I'm on your roof. It's a grey, bright day. The kind of day that never entails something good, but nothing bad, either. The kind of day that likes to try and block out emotions.

I had gone downstairs (quietly, because yes, we know the rest of the apartment hates you) to bum a cigarette; we need some tobacco to use in our joint, right? I know you were supposed to sell that weed, and you only had two dime bags left, but you said you'd share one of them with me anyway. I manage to get a cigarette off a middle-aged lady at the bus stop, and I'm lucky-- she gives me Malboro Reds, my favorite.

I walk back up the creaky steps to apartment number nine on the third floor. You always leave your door open since you've lost your key. You dawdle until I pull you by the hand up to the rooftop.

We go on the highest part of it, the part that there's not even a ladder to climb up to or any crappy patio furniture on. I jump on the railings then hoist myself up to the highest point around. I take off my vest and sit down. The back of my black t-shirt is slashed and shows off my back and my lacy teal bra; I can see you looking.

We sit there and talk. Listening to Morbid Angel and Slayer on your fancy phone that you got as a present for getting your GED. You roll the joint and we smoke up and it's nice-- It's good shit. I start feeling a little delirious-- not as uninhibited as alcohol makes me, but portions crazy all the same. You're already delirious, because you took Xanax with your Methadone today. Eyes half closed, speech always mumbled-- But I don't really mind. You were sober for me for the past three days, anyway.
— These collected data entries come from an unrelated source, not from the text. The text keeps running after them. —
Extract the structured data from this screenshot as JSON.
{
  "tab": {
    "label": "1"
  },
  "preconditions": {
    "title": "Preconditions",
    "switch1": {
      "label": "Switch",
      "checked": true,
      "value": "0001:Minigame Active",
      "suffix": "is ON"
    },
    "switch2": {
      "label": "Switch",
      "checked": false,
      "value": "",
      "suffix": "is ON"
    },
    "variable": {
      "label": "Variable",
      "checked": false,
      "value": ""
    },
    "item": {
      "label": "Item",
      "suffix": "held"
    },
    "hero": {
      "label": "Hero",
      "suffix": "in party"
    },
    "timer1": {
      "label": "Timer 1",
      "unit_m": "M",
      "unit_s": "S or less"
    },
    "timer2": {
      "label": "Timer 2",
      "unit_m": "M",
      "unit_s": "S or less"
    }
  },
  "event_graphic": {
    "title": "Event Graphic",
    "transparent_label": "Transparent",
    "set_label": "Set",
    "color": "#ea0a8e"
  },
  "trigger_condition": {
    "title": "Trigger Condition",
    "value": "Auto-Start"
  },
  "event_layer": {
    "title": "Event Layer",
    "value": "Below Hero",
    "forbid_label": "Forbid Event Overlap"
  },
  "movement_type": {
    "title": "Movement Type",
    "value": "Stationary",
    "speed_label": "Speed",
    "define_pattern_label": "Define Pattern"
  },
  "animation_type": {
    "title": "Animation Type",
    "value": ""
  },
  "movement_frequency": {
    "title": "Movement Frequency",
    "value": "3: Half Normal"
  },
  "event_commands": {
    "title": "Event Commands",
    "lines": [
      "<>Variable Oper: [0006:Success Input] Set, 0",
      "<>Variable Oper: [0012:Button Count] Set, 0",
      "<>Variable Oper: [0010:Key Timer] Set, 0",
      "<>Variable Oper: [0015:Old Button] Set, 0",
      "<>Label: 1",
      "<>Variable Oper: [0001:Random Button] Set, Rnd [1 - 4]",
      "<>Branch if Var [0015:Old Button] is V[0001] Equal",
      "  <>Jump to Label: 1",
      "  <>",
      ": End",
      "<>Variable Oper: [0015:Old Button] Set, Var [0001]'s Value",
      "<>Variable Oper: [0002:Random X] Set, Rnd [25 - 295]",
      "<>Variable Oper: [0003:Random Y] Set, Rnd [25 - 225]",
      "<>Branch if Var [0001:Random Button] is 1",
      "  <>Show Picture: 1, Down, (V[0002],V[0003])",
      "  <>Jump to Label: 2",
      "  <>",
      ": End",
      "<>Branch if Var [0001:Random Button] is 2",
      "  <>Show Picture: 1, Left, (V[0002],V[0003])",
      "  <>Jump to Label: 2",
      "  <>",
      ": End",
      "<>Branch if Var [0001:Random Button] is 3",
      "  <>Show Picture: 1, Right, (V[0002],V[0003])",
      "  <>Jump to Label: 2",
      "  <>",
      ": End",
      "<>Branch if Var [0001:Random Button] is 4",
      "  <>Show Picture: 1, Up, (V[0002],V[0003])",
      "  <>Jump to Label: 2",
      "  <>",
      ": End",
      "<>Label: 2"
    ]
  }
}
We move closer and closer together gradually, your hand latches onto mine. You're lying down and I'm propped up on one elbow, still talking. You hold up your phone and take a picture of me. I laugh, No way, not now, I look like shit. No you don't, you say, You never look like shit. I laugh again.

I lay my head on your chest and as you grab for your phone to change the song, I change my position so I'm sitting straddling you. You change the song to Extreme Noise Terror and I lean down and start kissing you. You kiss me back, hands in my hair, wrapped around my back under my t-shirt, pulling me as close to you as humanely possible. You run your fingernails gently down my back and give me goosebumps. We kiss and kiss and do more and more until more comes to a climax and we're both lying there, exhausted, happy, breathing heavily still. You smell like the drugs you sell and that shower gel shit that boys use and that nice warm smell that all boys kinda seem to have and I inhale. You kiss me on the cheek and I smile.

Your phone's ringing. Is it Nicola?, I say. Yeah, you answer, checking the caller I.D. and rolling your eyes a bit. You pick up, say a few things that I don't listen to, then we get fixed up and walk downstairs.

We walk up to 8th street, and you buy a spoon for ten cents to eat that pudding shit you're addicted to with. You have to go meet up with Nicola since she wants you to buy her a phone (you lost her old one when you were high) and a drop of guilt starts to worm its way into my mind, but the desperate look and kiss you give me just before you leave changes that. I wave goodbye, then walk towards 10th street to see who's around.

How is it that doing something that's so bad can feel so fucking good?